I actually found it online at one store for $100 less than the 357xp


----------



## Sealcove (Apr 28, 2008)

I had to search for it on the Husqvarna site.  It was not listed on the page with all of the other XP grade saws.  I wonder what that means.


----------



## jesse (Apr 28, 2008)

Yeah - i have no idea - just did a yahoo search on it and there isn't much to be found.


----------



## jesse (Apr 28, 2008)

they have it at wisesales.com alongside the other xp's but it's $50 more than the 357xp


----------



## LRCRUE08 (Apr 28, 2008)

Islander, I just bought a 362xp last week. I have only cut a couple trees since, but so far it is pretty serious.   I stepped up from a small echo so this husqvarna feels like a total monster.  I bought the saw on sale for 550.00 I noticed it for 650 on the web.  I bought it at Giant Oak Power Equiptment in North Branford, Ct. (203) 488-0175 in case you want to check pricing.


----------



## jesse (Apr 28, 2008)

Larry - do you know if  the 362xp is new to the lineup?


----------



## LRCRUE08 (Apr 29, 2008)

I am not sure how new it is....the guy at the shop was hot on the saw as he said the xp specials were made in Sweden versus the regular saws in the lineup.
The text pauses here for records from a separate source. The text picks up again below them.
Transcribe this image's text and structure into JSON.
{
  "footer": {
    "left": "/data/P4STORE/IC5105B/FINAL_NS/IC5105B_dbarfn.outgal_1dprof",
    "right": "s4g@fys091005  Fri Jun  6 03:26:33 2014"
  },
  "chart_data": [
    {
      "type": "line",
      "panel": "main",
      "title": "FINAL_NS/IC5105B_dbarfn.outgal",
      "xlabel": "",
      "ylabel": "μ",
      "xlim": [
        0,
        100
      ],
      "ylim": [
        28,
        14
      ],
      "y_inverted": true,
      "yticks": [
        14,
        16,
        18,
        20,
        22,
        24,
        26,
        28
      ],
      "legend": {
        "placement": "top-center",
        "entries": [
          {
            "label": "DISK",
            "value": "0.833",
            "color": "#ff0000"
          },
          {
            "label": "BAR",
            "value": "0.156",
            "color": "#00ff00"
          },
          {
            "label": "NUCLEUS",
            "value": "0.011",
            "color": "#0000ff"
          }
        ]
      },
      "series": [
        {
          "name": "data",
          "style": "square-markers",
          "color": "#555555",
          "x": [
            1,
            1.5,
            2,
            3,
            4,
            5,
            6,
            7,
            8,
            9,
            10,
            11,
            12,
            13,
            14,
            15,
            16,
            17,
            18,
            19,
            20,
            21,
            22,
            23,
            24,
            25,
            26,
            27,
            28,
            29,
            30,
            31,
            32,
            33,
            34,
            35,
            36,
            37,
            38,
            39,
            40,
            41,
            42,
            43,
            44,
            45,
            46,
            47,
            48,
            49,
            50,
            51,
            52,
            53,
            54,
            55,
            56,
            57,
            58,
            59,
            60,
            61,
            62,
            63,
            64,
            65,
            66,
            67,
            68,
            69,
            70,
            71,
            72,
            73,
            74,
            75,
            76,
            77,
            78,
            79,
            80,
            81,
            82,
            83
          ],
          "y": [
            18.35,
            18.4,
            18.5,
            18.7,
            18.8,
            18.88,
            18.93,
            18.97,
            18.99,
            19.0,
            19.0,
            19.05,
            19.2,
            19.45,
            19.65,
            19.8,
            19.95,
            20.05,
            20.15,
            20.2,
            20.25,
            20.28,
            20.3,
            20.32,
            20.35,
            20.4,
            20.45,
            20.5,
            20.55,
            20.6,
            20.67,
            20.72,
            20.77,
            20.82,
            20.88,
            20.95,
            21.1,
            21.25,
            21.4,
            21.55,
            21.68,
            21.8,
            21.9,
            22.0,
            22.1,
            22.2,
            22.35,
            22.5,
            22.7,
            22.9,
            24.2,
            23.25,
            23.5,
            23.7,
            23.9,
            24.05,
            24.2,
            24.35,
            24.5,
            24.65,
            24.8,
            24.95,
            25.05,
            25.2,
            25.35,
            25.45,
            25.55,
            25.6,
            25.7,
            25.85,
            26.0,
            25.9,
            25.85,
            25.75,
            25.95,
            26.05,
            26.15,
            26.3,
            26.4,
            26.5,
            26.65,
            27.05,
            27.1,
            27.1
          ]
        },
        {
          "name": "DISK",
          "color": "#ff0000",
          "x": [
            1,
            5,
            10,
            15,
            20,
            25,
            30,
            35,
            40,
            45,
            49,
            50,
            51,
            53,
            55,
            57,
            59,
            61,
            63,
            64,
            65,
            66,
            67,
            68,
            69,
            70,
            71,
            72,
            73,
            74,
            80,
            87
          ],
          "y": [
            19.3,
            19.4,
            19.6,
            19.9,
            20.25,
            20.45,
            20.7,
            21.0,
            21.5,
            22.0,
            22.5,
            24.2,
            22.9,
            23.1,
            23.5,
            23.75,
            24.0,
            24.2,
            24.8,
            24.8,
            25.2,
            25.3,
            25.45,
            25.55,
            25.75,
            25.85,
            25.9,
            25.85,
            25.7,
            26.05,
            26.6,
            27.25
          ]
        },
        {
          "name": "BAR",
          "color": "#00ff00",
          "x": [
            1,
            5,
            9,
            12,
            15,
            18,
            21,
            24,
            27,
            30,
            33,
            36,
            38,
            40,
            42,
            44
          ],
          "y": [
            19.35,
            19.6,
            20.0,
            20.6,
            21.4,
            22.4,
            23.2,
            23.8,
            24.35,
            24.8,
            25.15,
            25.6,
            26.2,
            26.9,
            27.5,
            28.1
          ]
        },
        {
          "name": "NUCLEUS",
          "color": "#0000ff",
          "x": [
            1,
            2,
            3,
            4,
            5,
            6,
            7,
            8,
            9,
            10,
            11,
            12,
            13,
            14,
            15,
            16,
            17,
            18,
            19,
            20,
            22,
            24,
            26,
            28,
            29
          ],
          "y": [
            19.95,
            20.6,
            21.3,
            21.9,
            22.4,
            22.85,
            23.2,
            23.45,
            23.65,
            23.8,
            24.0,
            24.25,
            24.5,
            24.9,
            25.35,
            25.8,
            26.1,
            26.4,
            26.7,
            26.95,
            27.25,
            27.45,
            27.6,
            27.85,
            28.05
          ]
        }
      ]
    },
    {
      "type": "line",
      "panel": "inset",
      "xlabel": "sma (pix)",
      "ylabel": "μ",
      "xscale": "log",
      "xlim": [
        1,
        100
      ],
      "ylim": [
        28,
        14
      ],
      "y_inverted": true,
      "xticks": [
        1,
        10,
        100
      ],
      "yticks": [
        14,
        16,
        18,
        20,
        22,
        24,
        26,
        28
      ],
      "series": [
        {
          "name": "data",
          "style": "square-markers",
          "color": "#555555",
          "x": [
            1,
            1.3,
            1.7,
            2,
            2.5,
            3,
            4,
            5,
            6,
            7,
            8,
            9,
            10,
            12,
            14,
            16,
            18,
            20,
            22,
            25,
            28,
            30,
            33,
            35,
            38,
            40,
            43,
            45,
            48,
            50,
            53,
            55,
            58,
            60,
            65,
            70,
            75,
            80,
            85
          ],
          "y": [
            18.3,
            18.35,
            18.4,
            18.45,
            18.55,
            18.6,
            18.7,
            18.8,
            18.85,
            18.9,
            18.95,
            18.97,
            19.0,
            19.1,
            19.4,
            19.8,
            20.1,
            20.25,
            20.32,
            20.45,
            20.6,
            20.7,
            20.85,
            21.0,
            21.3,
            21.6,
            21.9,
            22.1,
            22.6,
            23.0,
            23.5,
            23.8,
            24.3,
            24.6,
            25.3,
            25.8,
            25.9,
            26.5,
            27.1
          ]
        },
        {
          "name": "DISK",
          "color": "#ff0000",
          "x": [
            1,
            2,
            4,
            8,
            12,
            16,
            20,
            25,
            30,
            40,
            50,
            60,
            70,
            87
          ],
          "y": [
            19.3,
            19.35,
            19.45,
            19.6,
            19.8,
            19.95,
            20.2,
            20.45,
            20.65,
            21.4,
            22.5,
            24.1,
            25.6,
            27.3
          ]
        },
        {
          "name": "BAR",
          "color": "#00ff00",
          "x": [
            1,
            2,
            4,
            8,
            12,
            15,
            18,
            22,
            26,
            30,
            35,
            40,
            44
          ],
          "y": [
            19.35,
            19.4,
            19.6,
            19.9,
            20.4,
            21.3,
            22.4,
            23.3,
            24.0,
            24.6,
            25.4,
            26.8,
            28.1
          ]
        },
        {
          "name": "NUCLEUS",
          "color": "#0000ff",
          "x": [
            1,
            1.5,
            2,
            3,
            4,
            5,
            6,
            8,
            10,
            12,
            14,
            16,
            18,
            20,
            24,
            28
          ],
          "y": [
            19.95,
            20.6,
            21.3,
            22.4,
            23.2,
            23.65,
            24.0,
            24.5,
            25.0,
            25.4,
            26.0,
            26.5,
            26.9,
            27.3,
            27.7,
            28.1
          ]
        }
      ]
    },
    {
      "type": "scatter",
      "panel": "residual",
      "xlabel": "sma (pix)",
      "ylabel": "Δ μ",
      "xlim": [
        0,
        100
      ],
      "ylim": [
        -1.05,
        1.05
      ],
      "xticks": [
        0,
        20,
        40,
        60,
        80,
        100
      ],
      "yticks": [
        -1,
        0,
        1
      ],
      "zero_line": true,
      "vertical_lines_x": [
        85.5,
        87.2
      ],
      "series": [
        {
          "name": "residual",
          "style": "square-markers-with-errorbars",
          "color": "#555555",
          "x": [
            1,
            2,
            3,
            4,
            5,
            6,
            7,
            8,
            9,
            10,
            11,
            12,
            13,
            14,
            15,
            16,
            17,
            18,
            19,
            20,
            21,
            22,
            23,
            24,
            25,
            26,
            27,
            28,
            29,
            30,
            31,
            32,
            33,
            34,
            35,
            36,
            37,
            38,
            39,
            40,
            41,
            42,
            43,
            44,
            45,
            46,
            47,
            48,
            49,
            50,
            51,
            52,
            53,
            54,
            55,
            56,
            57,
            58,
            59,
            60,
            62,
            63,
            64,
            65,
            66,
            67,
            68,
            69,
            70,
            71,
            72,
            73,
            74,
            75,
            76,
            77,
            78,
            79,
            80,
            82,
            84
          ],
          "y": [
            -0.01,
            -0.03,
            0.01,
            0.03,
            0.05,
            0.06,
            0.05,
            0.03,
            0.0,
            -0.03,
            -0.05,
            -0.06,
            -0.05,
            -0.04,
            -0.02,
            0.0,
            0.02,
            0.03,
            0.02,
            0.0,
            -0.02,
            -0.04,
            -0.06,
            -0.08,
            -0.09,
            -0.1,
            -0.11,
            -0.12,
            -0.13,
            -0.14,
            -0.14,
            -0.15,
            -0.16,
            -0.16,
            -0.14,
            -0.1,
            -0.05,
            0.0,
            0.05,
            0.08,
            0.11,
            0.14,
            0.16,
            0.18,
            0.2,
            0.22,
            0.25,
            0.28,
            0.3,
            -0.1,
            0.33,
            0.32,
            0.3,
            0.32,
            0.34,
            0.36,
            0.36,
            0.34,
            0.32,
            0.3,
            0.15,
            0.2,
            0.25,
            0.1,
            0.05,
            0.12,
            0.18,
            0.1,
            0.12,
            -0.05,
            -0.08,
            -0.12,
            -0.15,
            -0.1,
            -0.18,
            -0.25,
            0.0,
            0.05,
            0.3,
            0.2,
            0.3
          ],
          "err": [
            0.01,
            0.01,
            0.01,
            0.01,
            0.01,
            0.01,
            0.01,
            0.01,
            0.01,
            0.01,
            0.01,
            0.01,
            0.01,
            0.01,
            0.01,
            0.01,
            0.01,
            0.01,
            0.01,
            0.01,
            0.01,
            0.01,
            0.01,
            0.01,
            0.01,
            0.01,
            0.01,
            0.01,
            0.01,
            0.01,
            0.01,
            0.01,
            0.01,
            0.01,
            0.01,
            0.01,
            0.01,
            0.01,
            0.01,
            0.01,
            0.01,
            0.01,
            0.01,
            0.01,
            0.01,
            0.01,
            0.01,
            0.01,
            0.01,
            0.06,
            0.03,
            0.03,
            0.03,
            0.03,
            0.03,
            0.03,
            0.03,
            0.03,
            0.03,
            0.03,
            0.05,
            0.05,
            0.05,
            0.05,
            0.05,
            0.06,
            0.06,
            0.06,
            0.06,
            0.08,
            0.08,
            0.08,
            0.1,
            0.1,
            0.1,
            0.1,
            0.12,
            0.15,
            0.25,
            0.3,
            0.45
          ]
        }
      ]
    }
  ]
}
Apparently the key words are xp special???? Don't quote me on that one....
when I went on the Husqvarna web site I find it without problem under the arborist category.


----------



## jesse (Apr 29, 2008)

supposedly the larger husky's are all made in sweden.

I know the regular line about the saw - the same description that husqvarna has on the website is repeated on other seller's websites.  I just have had trouble finding people's own personal reviews about the saw and any comparisons to other saws in the xp line.


----------